B2B and Document-Literal SOAP
This article - XML: New Options, New Worries in eWeek last week makes the point that:
"the difference between a Web service and two applications exchanging data over EDI is largely semantic".
The article then goes on to talk about the problems associated with the fact that, even within the world of EDI , there are semantic differences which require document conversion. As those of us who've worked in that area know from bitter experience, this is an awkward process, which isn't helped by fact that EDI files generally mix syntax and semantics. With, let's say, an EDIFACT purchase order document, there is no DTD or Schema to help out with a line like this "DTM 137 19961015 102", which includes semantics ("DMT" means that the line refers to a "Date and Time", 137 refers to the specific format of the time and 102 is the action to which the date refers, all to be looked up in the EDIFACT documentation). "19961015" is the date itself.

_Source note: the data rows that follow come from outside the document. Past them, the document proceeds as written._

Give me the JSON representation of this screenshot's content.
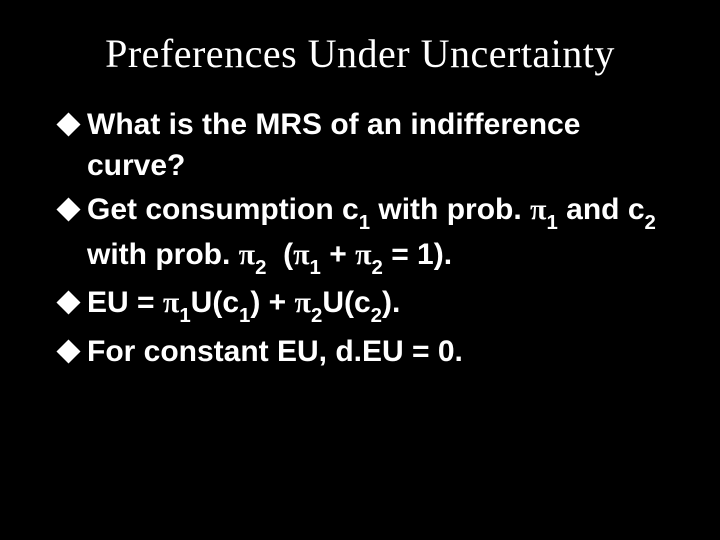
{
  "colors": {
    "background": "#000000",
    "text": "#ffffff",
    "bullet": "#ffffff"
  },
  "typography": {
    "title_font": "Times New Roman",
    "body_font": "Arial",
    "title_fontsize": 40,
    "body_fontsize": 30,
    "body_weight": "bold"
  },
  "title": "Preferences Under Uncertainty",
  "bullets": [
    {
      "lead": "What",
      "rest_html": " is the MRS of an indifference curve?"
    },
    {
      "lead": "Get",
      "rest_html": " consumption c<span class='sub'>1</span> with prob. <span class='pi'>π</span><span class='sub'>1</span> and c<span class='sub'>2</span> with prob. <span class='pi'>π</span><span class='sub'>2</span>&nbsp;&nbsp;(<span class='pi'>π</span><span class='sub'>1</span> + <span class='pi'>π</span><span class='sub'>2</span> = 1)."
    },
    {
      "lead": "EU",
      "rest_html": " = <span class='pi'>π</span><span class='sub'>1</span>U(c<span class='sub'>1</span>) + <span class='pi'>π</span><span class='sub'>2</span>U(c<span class='sub'>2</span>)."
    },
    {
      "lead": "For",
      "rest_html": " constant EU, d.EU = 0."
    }
  ]
}
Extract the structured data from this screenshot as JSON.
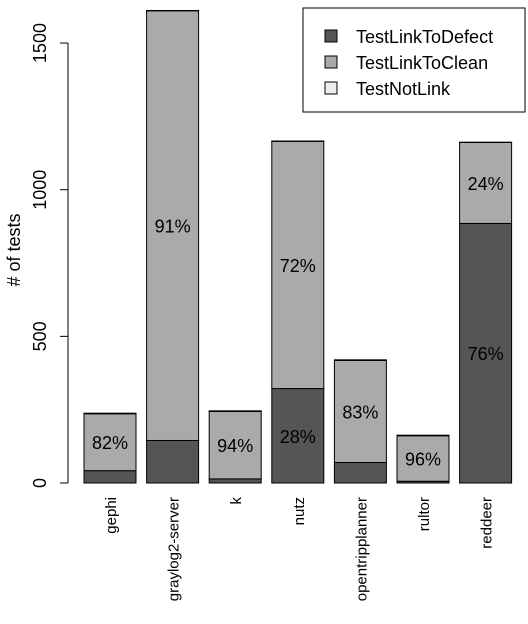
{
  "chart_data": {
    "type": "bar",
    "stacked": true,
    "ylabel": "# of tests",
    "xlabel": "",
    "ylim": [
      0,
      1600
    ],
    "yticks": [
      0,
      500,
      1000,
      1500
    ],
    "categories": [
      "gephi",
      "graylog2-server",
      "k",
      "nutz",
      "opentripplanner",
      "rultor",
      "reddeer"
    ],
    "series": [
      {
        "name": "TestLinkToDefect",
        "color": "#555555",
        "values": [
          42,
          145,
          14,
          322,
          70,
          6,
          885
        ]
      },
      {
        "name": "TestLinkToClean",
        "color": "#aaaaaa",
        "values": [
          194,
          1465,
          230,
          843,
          348,
          155,
          276
        ]
      },
      {
        "name": "TestNotLink",
        "color": "#eeeeee",
        "values": [
          2,
          1,
          2,
          1,
          2,
          2,
          1
        ]
      }
    ],
    "bar_labels": [
      "82%",
      "91%",
      "94%",
      "72%",
      "83%",
      "96%",
      "24%"
    ],
    "bar_label_series": [
      1,
      1,
      1,
      1,
      1,
      1,
      1
    ],
    "secondary_labels": [
      {
        "category": "nutz",
        "text": "28%",
        "series": 0
      },
      {
        "category": "reddeer",
        "text": "76%",
        "series": 0
      }
    ],
    "legend_position": "top-right",
    "grid": false
  }
}
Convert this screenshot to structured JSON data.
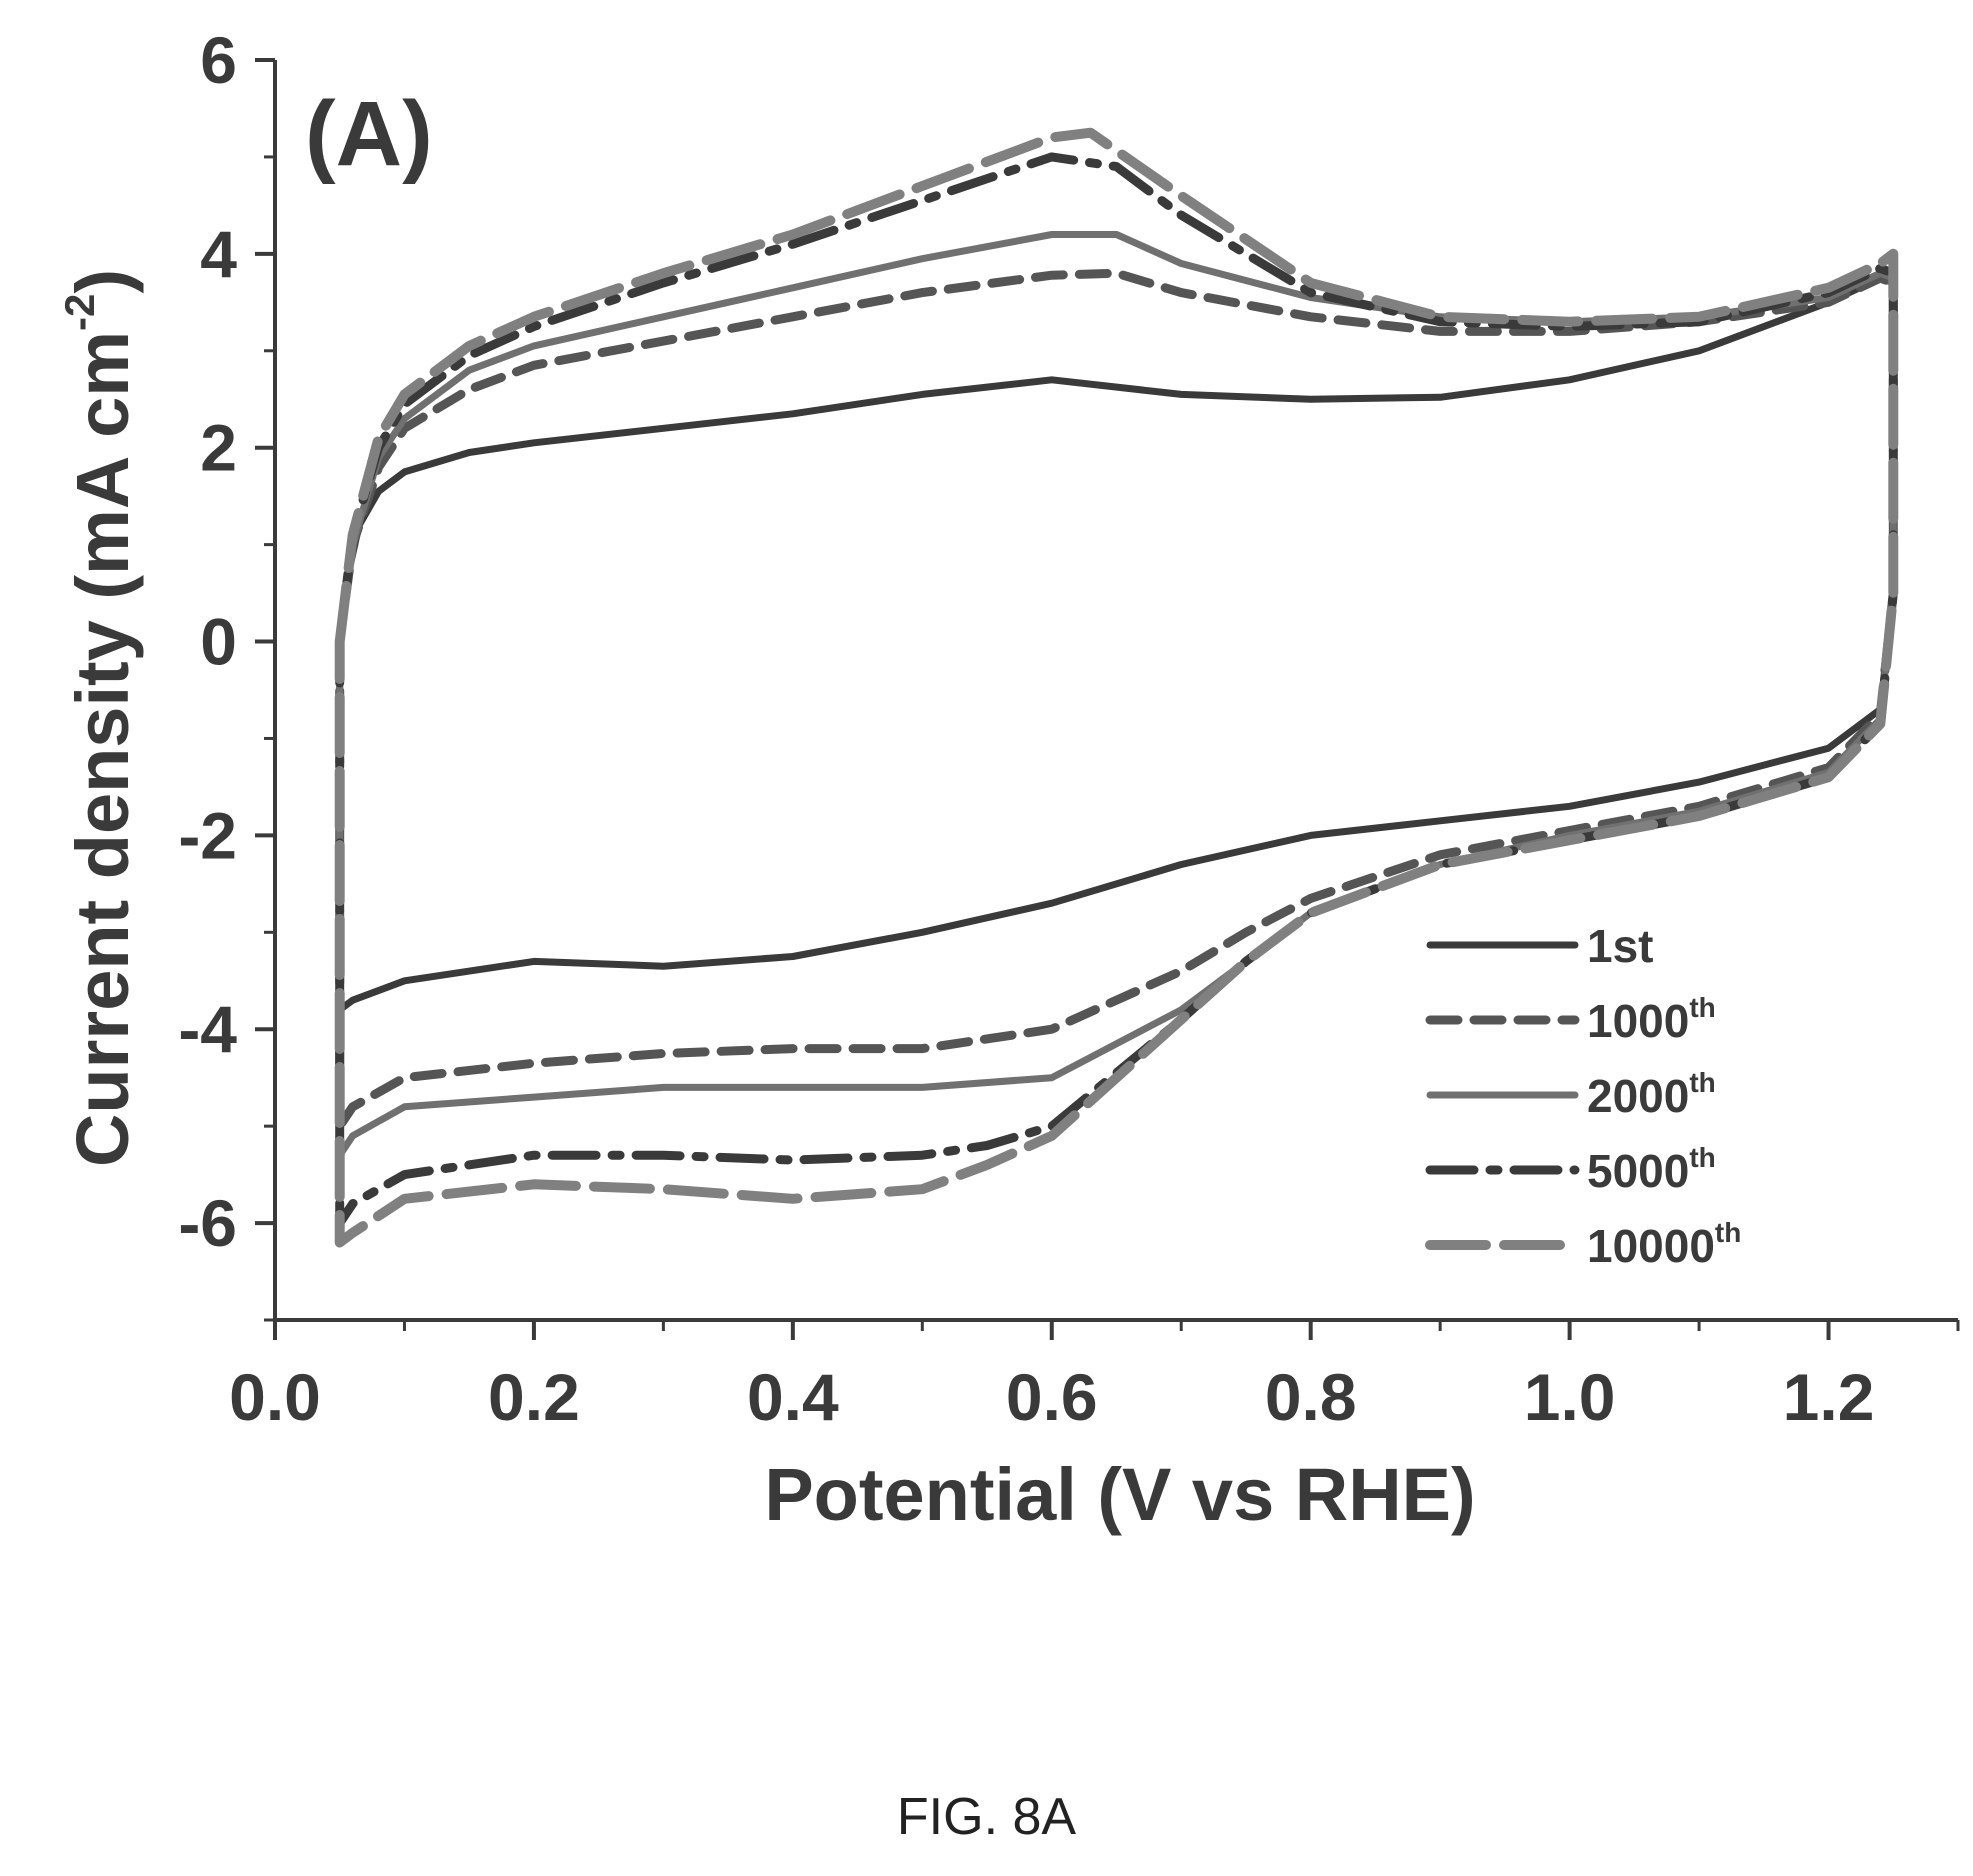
{
  "figure": {
    "caption": "FIG. 8A",
    "panel_label": "(A)"
  },
  "chart_data": {
    "type": "line",
    "title": "",
    "xlabel": "Potential (V vs RHE)",
    "ylabel": "Current density (mA cm",
    "ylabel_sup": "-2",
    "ylabel_end": ")",
    "xlim": [
      0.0,
      1.3
    ],
    "ylim": [
      -7,
      6
    ],
    "x_ticks": [
      0.0,
      0.2,
      0.4,
      0.6,
      0.8,
      1.0,
      1.2
    ],
    "x_tick_labels": [
      "0.0",
      "0.2",
      "0.4",
      "0.6",
      "0.8",
      "1.0",
      "1.2"
    ],
    "y_ticks": [
      -6,
      -4,
      -2,
      0,
      2,
      4,
      6
    ],
    "y_tick_labels": [
      "-6",
      "-4",
      "-2",
      "0",
      "2",
      "4",
      "6"
    ],
    "grid": false,
    "legend_position": "bottom-right",
    "series": [
      {
        "name": "1st",
        "sup": "",
        "style": "solid",
        "color": "#3a3a3a",
        "x": [
          0.05,
          0.055,
          0.065,
          0.08,
          0.1,
          0.15,
          0.2,
          0.3,
          0.4,
          0.5,
          0.6,
          0.7,
          0.8,
          0.9,
          1.0,
          1.1,
          1.2,
          1.24,
          1.25,
          1.25,
          1.24,
          1.2,
          1.1,
          1.0,
          0.9,
          0.8,
          0.7,
          0.6,
          0.5,
          0.4,
          0.3,
          0.2,
          0.1,
          0.06,
          0.05,
          0.05
        ],
        "y": [
          0.0,
          0.6,
          1.2,
          1.55,
          1.75,
          1.95,
          2.05,
          2.2,
          2.35,
          2.55,
          2.7,
          2.55,
          2.5,
          2.52,
          2.7,
          3.0,
          3.5,
          3.75,
          3.7,
          0.5,
          -0.7,
          -1.1,
          -1.45,
          -1.7,
          -1.85,
          -2.0,
          -2.3,
          -2.7,
          -3.0,
          -3.25,
          -3.35,
          -3.3,
          -3.5,
          -3.7,
          -3.8,
          0.0
        ]
      },
      {
        "name": "1000",
        "sup": "th",
        "style": "dashed",
        "color": "#555555",
        "x": [
          0.05,
          0.06,
          0.08,
          0.1,
          0.15,
          0.2,
          0.3,
          0.4,
          0.5,
          0.6,
          0.65,
          0.7,
          0.8,
          0.9,
          1.0,
          1.1,
          1.2,
          1.24,
          1.25,
          1.25,
          1.24,
          1.2,
          1.1,
          1.0,
          0.9,
          0.8,
          0.75,
          0.7,
          0.6,
          0.5,
          0.4,
          0.3,
          0.2,
          0.1,
          0.06,
          0.05,
          0.05
        ],
        "y": [
          0.0,
          1.0,
          1.8,
          2.2,
          2.6,
          2.85,
          3.1,
          3.35,
          3.6,
          3.78,
          3.8,
          3.6,
          3.35,
          3.2,
          3.2,
          3.3,
          3.5,
          3.75,
          3.7,
          0.5,
          -0.75,
          -1.3,
          -1.7,
          -1.95,
          -2.2,
          -2.65,
          -3.0,
          -3.4,
          -4.0,
          -4.2,
          -4.2,
          -4.25,
          -4.35,
          -4.5,
          -4.8,
          -5.0,
          0.0
        ]
      },
      {
        "name": "2000",
        "sup": "th",
        "style": "solid",
        "color": "#707070",
        "x": [
          0.05,
          0.06,
          0.08,
          0.1,
          0.15,
          0.2,
          0.3,
          0.4,
          0.5,
          0.6,
          0.65,
          0.7,
          0.8,
          0.9,
          1.0,
          1.1,
          1.2,
          1.24,
          1.25,
          1.25,
          1.24,
          1.2,
          1.1,
          1.0,
          0.9,
          0.8,
          0.75,
          0.7,
          0.6,
          0.5,
          0.4,
          0.3,
          0.2,
          0.1,
          0.06,
          0.05,
          0.05
        ],
        "y": [
          0.0,
          1.0,
          1.9,
          2.3,
          2.8,
          3.05,
          3.35,
          3.65,
          3.95,
          4.2,
          4.2,
          3.9,
          3.55,
          3.35,
          3.3,
          3.35,
          3.55,
          3.8,
          3.75,
          0.5,
          -0.8,
          -1.35,
          -1.75,
          -2.0,
          -2.3,
          -2.8,
          -3.3,
          -3.8,
          -4.5,
          -4.6,
          -4.6,
          -4.6,
          -4.7,
          -4.8,
          -5.1,
          -5.3,
          0.0
        ]
      },
      {
        "name": "5000",
        "sup": "th",
        "style": "dashdot",
        "color": "#3a3a3a",
        "x": [
          0.05,
          0.06,
          0.08,
          0.1,
          0.15,
          0.2,
          0.3,
          0.4,
          0.5,
          0.6,
          0.65,
          0.7,
          0.8,
          0.9,
          1.0,
          1.1,
          1.2,
          1.24,
          1.25,
          1.25,
          1.24,
          1.2,
          1.1,
          1.0,
          0.9,
          0.8,
          0.75,
          0.7,
          0.6,
          0.55,
          0.5,
          0.4,
          0.3,
          0.2,
          0.1,
          0.06,
          0.05,
          0.05
        ],
        "y": [
          0.0,
          1.1,
          2.0,
          2.45,
          2.95,
          3.25,
          3.7,
          4.1,
          4.55,
          5.0,
          4.9,
          4.4,
          3.6,
          3.3,
          3.25,
          3.3,
          3.6,
          3.85,
          3.8,
          0.5,
          -0.85,
          -1.4,
          -1.8,
          -2.05,
          -2.3,
          -2.8,
          -3.3,
          -3.9,
          -5.0,
          -5.2,
          -5.3,
          -5.35,
          -5.3,
          -5.3,
          -5.5,
          -5.8,
          -6.0,
          0.0
        ]
      },
      {
        "name": "10000",
        "sup": "th",
        "style": "longdash",
        "color": "#808080",
        "x": [
          0.05,
          0.06,
          0.08,
          0.1,
          0.15,
          0.2,
          0.3,
          0.4,
          0.5,
          0.6,
          0.63,
          0.7,
          0.8,
          0.9,
          1.0,
          1.1,
          1.2,
          1.24,
          1.25,
          1.25,
          1.24,
          1.2,
          1.1,
          1.0,
          0.9,
          0.8,
          0.75,
          0.7,
          0.6,
          0.55,
          0.5,
          0.4,
          0.3,
          0.2,
          0.1,
          0.06,
          0.05,
          0.05
        ],
        "y": [
          0.0,
          1.1,
          2.1,
          2.55,
          3.05,
          3.35,
          3.8,
          4.2,
          4.7,
          5.2,
          5.25,
          4.6,
          3.7,
          3.35,
          3.3,
          3.35,
          3.65,
          3.9,
          4.0,
          0.5,
          -0.85,
          -1.4,
          -1.8,
          -2.05,
          -2.3,
          -2.8,
          -3.3,
          -3.9,
          -5.1,
          -5.4,
          -5.65,
          -5.75,
          -5.65,
          -5.6,
          -5.75,
          -6.1,
          -6.2,
          0.0
        ]
      }
    ]
  }
}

With XML, syntax like angle brackets divides up the data and the semantics of the data. This reminds me of an insightful paragraph in XML Topic Maps (edited by Jack Park) which begins:
Excuse me for saying so, but there is no such thing as unstructured information.
Even the simplest kind of information has a sequence in which there is a beginning,a middle, and an end, some concept of unit, and, usually, several hierarchical levels of subunits.
With XML, the structure and hierarchies are just more obvious to the naked eye. With EDI, they are still there. So - it's not only EDI and Web Services data which may only differ on semantics (which is the same thing as saying they're "semantically the same" - funny thing, the English Language) it can be any kind of data.
The eWeek article then goes on to way that:
"While previous electronic data interchange-based B2B systems were essentially advanced document management systems, XML and Web services have made it possible to build B2B infrastructures that are truly integrated, removing lots of midlevel steps that either needed to be performed manually or required heavy API-based integration"
It's true that extended family of XML technologies certainly helps to ease data integration. However, one of the strengths of EDI is the fact that it is like an "advanced document management system". With EDI, two systems can agree on what documents they would exchange, but didn't have to go any further than that. They don't have to agree to make RPC calls to each other, or even to perform synchronous communication - they can use store-and-forward systems like X.400 mail. They don't have to share an object model, or even use the same platform. All of this points to Document/Literal SOAP, not RPC, as being the likeliest candidate for EDI over Web Services. Of course, you can do both.
[Mark O'Neill's Radio Weblog]
Since I had a 'phone discussion on this topic only last week (the UK Government is feverishly trying to 'web service' everything, and as far as I can determine, its not going well, lots of words but not a lot working) - just posting this for my own reference.